Ten thousand books, six million ratings

Primary LanguageJupyter NotebookOtherNOASSERTION

goodbooks-10k

This dataset contains six million ratings for ten thousand most popular (with most ratings) books. There are also:

  • books marked to read by the users
  • book metadata (author, year, etc.)
  • tags/shelves/genres

Access

Some of these files are quite large, so GitHub won't show their contents online. See samples/ for smaller CSV snippets.

Open the notebook for a quick look at the data. Download individual zipped files from releases.

The dataset is accessible from Spotlight, recommender software based on PyTorch.

Contents

ratings.csv contains ratings sorted by time. It is 69MB and looks like that:

user_id,book_id,rating
1,258,5
2,4081,4
2,260,5
2,9296,5
2,2318,3

Ratings go from one to five. Both book IDs and user IDs are contiguous. For books, they are 1-10000, for users, 1-53424.

to_read.csv provides IDs of the books marked "to read" by each user, as user_id,book_id pairs, sorted by time. There are close to a million pairs.

books.csv has metadata for each book (goodreads IDs, authors, title, average rating, etc.). The metadata have been extracted from goodreads XML files, available in books_xml.

Tags

book_tags.csv contains tags/shelves/genres assigned by users to books. Tags in this file are represented by their IDs.
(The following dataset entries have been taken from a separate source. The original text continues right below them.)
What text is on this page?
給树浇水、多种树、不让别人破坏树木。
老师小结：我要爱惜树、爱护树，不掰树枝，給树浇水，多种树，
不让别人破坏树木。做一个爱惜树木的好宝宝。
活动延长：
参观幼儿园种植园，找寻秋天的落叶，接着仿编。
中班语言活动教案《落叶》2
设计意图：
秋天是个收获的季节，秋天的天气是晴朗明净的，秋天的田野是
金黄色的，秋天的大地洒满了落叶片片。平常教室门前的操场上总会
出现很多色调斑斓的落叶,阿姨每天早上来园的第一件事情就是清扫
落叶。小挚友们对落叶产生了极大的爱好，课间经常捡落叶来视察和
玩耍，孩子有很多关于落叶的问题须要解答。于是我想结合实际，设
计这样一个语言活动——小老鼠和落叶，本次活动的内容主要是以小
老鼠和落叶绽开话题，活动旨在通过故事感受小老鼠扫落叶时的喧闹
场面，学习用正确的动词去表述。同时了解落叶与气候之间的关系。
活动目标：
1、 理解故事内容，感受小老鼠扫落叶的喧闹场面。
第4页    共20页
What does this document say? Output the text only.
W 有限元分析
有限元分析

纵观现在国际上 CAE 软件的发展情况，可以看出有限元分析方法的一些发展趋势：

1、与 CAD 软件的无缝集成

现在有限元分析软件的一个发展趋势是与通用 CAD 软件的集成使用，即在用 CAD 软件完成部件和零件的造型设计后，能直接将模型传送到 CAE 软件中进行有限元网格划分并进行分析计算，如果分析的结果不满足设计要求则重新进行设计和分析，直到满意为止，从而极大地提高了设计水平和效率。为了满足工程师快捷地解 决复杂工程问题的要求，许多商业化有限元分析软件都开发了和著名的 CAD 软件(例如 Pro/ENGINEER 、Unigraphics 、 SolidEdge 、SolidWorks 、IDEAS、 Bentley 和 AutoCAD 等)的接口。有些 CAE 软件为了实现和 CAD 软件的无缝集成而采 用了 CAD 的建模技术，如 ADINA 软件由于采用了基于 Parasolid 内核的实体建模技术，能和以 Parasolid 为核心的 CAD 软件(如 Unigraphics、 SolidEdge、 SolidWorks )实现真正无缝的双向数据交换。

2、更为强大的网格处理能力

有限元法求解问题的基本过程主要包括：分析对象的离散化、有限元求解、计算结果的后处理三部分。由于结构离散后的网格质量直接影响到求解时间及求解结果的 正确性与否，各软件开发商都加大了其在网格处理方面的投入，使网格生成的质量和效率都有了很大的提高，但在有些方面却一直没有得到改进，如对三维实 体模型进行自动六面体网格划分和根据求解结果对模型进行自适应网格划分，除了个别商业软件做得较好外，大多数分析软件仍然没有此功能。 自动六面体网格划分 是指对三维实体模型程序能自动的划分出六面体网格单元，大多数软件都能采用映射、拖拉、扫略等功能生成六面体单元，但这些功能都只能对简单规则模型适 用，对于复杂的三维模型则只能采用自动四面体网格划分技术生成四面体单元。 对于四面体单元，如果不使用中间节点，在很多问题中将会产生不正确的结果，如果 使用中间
They are sorted by goodreads_book_id ascending and count descending.

In raw XML files, tags look like this:

<popular_shelves>
	<shelf name="science-fiction" count="833"/>
	<shelf name="fantasy" count="543"/>
	<shelf name="sci-fi" count="542"/>
	...
	<shelf name="for-fun" count="8"/>
	<shelf name="all-time-favorites" count="8"/>
	<shelf name="science-fiction-and-fantasy" count="7"/>	
</popular_shelves>

Here, each tag/shelf is given an ID. tags.csv translates tag IDs to names.

goodreads IDs

Each book may have many editions. goodreads_book_id and best_book_id generally point to the most popular edition of a given book, while goodreads work_id refers to the book in the abstract sense.

You can use the goodreads book and work IDs to create URLs as follows:

https://www.goodreads.com/book/show/2767052
https://www.goodreads.com/work/editions/2792775

Note that book_id in ratings.csv and to_read.csv maps to work_id, not to goodreads_book_id, meaning that ratings for different editions are aggregated.